D.C. schools Chancellor Michelle Rhee has had a wonderful PR summer. She’s been giving out her e-mail address and her cell phone number and has made herself endlessly available to community groups and the media.
And one particular Rhee anecdote has been making the rounds to great effect lately. The story involves a volunteer group for a high school that was trying to get much-needed textbooks from a nearby middle school. The volunteers were told they couldn’t just take the books from the middle school directly to the high school; instead, those texts had to do time in the school system’s messy warehouse.
The volunteers appealed to Rhee, who intervened and saved the texts a trip to warehouse purgatory. In thus doing, Rhee emerges the hero.

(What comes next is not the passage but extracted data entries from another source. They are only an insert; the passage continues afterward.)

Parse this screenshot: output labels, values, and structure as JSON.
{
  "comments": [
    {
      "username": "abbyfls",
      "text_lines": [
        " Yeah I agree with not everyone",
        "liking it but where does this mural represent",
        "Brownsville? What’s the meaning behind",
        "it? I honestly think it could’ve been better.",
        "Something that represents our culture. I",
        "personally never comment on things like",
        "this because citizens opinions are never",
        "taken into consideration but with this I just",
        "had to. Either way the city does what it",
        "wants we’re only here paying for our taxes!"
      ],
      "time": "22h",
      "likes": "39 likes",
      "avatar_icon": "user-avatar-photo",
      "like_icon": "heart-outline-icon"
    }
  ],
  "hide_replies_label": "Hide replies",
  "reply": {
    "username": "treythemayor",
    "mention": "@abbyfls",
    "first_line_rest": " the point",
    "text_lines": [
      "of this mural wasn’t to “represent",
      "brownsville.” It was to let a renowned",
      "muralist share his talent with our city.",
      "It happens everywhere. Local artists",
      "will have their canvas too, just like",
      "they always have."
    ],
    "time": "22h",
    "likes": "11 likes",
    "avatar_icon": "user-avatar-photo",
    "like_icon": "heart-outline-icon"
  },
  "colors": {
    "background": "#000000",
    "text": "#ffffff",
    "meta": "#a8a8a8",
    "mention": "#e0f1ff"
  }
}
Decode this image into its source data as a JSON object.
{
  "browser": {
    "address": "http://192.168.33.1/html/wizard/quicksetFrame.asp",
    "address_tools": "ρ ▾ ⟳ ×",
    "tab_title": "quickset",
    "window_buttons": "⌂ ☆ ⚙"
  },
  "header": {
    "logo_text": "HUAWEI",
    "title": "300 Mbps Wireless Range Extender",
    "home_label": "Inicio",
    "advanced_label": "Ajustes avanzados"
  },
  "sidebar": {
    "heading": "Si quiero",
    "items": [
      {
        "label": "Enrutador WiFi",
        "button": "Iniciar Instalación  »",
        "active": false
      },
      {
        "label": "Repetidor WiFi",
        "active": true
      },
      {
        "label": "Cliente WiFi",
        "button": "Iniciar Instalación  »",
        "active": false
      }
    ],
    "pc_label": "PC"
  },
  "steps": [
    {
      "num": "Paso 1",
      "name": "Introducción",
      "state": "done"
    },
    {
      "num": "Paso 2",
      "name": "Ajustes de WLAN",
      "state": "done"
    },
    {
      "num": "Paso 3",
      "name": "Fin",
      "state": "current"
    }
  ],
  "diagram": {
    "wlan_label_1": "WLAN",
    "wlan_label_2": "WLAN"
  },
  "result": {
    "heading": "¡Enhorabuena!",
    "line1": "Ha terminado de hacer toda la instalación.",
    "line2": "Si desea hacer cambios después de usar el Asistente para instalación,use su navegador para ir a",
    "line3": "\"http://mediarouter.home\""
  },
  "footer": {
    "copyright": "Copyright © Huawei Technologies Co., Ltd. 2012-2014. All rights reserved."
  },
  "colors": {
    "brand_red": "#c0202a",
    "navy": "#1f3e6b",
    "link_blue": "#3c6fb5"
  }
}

Now it’s time for someone to ask the hard questions about this text-transfer tale: Is there not a compelling reason for those texts to go to a clearinghouse before getting distributed elsewhere? If volunteers throughout the school system take Rhee’s cue and start transferring texts willy-nilly, won’t chaos ensue? Who will know how many kids need textbooks? And who will know how many the school system has? Who’s gonna keep those volunteers from, perhaps, storing a few at their homes?
There are no easy solutions to the ills of DCPS. Empowering volunteers to go around SOP makes us all feel good, until we later realize that, hey, there might have actually been a reason for those SOP.